To avoid Duplicate Denial from insurance, the providers, medical coders or medical billing companies always need to send corrected Medical claim to insurance when there is change or correction require in a original submitted claim.

Most of insurances companies accept corrected claim electronically with reference number of original paid claim. If original claim was fully denied then there is no need to mention the original claim number.

Medical Billing of Corrected Electronic Claims

How to Submit Corrected Electronic Medical Claim

Medical Claim using the HIPAA 837 EDI that include the following information.

For corrected Electronic Claim frequency code must be number seven or eight in Loop 2300, CLM segment as per requirement. Frequency code 7 indicates correction of previous claim and Frequency code 8 indicates cancelation of previous claim.
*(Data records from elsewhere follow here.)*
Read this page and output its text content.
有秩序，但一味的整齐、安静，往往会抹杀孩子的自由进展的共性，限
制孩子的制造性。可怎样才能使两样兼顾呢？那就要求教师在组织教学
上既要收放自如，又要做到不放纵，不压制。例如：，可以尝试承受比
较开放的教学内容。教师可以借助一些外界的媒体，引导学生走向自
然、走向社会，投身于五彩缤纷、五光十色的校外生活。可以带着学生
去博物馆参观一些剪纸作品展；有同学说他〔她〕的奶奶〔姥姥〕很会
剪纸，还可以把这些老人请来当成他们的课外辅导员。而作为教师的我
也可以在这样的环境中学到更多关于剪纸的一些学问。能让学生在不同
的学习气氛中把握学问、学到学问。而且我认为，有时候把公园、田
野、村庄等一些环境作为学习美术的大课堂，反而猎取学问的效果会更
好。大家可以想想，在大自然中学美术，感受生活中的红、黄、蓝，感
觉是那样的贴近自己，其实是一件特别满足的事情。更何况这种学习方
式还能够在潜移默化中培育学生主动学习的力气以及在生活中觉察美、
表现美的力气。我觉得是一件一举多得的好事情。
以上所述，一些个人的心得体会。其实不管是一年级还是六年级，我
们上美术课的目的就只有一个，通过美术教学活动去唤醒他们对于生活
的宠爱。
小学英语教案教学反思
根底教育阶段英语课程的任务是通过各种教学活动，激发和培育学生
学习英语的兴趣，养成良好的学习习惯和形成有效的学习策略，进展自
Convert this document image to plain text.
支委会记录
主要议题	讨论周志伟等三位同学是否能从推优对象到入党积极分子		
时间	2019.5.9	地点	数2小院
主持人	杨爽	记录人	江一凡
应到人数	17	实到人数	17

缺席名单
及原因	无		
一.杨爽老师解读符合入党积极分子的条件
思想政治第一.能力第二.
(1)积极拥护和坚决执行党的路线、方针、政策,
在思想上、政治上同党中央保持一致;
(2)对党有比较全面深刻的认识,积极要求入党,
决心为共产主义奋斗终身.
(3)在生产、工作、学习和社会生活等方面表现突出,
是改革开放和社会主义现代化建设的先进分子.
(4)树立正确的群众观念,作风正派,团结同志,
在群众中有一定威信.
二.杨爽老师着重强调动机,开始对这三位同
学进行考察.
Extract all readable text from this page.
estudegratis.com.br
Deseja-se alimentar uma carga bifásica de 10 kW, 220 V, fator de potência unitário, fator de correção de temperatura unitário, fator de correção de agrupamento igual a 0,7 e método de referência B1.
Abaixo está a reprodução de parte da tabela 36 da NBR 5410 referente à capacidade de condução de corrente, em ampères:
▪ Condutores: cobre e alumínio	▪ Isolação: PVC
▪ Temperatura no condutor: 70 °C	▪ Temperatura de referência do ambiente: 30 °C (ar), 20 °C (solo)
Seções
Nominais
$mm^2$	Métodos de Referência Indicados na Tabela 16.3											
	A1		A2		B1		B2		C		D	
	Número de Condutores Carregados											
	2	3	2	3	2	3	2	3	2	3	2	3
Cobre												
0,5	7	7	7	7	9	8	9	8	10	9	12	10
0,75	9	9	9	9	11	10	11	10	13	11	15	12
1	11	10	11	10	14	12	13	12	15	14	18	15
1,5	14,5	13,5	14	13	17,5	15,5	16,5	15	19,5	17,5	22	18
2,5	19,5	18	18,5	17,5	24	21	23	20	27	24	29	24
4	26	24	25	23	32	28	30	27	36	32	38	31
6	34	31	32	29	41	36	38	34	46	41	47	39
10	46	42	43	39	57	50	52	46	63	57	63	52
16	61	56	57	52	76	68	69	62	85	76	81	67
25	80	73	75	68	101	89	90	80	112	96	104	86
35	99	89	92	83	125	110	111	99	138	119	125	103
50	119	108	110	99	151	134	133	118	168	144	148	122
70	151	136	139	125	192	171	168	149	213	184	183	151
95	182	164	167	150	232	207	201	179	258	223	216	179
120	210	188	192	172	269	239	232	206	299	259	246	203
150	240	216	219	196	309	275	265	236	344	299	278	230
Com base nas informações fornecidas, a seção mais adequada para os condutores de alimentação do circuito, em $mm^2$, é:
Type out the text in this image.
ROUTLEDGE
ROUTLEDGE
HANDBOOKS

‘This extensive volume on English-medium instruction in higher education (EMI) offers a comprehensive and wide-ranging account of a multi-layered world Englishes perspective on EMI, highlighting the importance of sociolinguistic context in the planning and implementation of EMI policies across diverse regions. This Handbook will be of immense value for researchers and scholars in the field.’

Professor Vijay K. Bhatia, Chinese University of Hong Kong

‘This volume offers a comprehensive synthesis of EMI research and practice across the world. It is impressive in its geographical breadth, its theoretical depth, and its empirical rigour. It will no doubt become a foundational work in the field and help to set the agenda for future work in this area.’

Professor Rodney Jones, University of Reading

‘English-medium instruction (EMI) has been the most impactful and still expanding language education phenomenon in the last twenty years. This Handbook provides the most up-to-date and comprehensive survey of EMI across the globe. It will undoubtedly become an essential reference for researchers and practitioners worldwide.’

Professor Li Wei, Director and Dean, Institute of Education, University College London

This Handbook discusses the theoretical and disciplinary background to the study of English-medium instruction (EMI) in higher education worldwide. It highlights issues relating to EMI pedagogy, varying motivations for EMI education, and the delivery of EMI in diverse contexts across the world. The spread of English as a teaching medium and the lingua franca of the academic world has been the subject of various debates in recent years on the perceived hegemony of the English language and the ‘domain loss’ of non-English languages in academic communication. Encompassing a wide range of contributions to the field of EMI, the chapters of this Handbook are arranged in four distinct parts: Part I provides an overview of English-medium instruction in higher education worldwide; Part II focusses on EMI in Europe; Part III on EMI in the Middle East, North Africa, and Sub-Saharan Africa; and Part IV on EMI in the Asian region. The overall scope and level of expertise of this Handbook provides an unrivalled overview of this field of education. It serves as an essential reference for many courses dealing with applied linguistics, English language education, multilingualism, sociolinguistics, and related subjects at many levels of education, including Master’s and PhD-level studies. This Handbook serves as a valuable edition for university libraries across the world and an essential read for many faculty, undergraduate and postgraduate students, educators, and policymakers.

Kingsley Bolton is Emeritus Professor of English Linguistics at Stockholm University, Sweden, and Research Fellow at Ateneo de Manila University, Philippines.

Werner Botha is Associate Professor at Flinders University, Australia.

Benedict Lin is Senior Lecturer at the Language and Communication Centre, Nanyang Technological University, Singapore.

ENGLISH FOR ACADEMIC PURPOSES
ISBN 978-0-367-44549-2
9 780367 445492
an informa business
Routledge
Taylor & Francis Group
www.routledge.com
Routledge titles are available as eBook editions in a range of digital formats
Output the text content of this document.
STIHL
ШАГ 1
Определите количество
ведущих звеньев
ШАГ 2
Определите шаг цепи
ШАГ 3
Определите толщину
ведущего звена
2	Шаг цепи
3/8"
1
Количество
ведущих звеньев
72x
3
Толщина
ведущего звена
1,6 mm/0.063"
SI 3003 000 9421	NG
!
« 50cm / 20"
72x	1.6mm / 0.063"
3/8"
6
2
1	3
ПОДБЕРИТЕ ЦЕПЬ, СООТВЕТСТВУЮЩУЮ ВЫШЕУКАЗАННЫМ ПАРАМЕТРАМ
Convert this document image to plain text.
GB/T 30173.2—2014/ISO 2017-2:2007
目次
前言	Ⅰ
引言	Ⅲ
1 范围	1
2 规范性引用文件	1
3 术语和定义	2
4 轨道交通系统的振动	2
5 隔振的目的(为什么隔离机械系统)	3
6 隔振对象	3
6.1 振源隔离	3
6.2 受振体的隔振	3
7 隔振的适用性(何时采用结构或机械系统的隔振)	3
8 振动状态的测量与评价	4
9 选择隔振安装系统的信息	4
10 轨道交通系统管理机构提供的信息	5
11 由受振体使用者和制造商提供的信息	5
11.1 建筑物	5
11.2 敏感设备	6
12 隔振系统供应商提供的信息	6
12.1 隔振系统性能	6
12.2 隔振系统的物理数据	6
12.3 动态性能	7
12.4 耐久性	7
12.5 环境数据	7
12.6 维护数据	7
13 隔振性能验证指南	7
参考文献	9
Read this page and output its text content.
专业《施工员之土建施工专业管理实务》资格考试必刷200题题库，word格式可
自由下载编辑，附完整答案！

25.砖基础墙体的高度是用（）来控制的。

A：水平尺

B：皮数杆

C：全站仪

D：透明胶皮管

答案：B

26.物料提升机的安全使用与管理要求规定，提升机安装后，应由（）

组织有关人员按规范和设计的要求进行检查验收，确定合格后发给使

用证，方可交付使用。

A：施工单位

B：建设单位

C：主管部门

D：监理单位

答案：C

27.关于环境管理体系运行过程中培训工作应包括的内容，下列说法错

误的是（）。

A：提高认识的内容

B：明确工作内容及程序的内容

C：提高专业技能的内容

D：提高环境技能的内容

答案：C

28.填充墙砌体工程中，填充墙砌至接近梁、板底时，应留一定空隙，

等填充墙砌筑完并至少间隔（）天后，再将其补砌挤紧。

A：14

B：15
In the 2300 Loop, the REF01 must contain “F8” and REF02 must have the original claim number issued to the claim being corrected. The original Medical claim number can be found on your electronic remittance advice.

For reason of Correction or Replacement claim comments must the updated in 2300 Loop NTE segment, it should be as below:
  • Corrected CPT code
  • Corrected ICD Code
  • Corrected Claim
  • Corrected Billing provider info
  • Correct modifier added

Corrected Electronic Claim 837 EDI Example

REF*F8*123456(claim number)

Note: Except Medicare for all Electronic insurance payers like United Health Care, BCBS, Aetna, CIGNA and GHI.
Medical Billing for corrected Electronic claim is in same way but in case if additional documentation like Medical record is needed by insurance then you must submit claim using HCFA 1500 form along with require documentation and mail out to insurance address.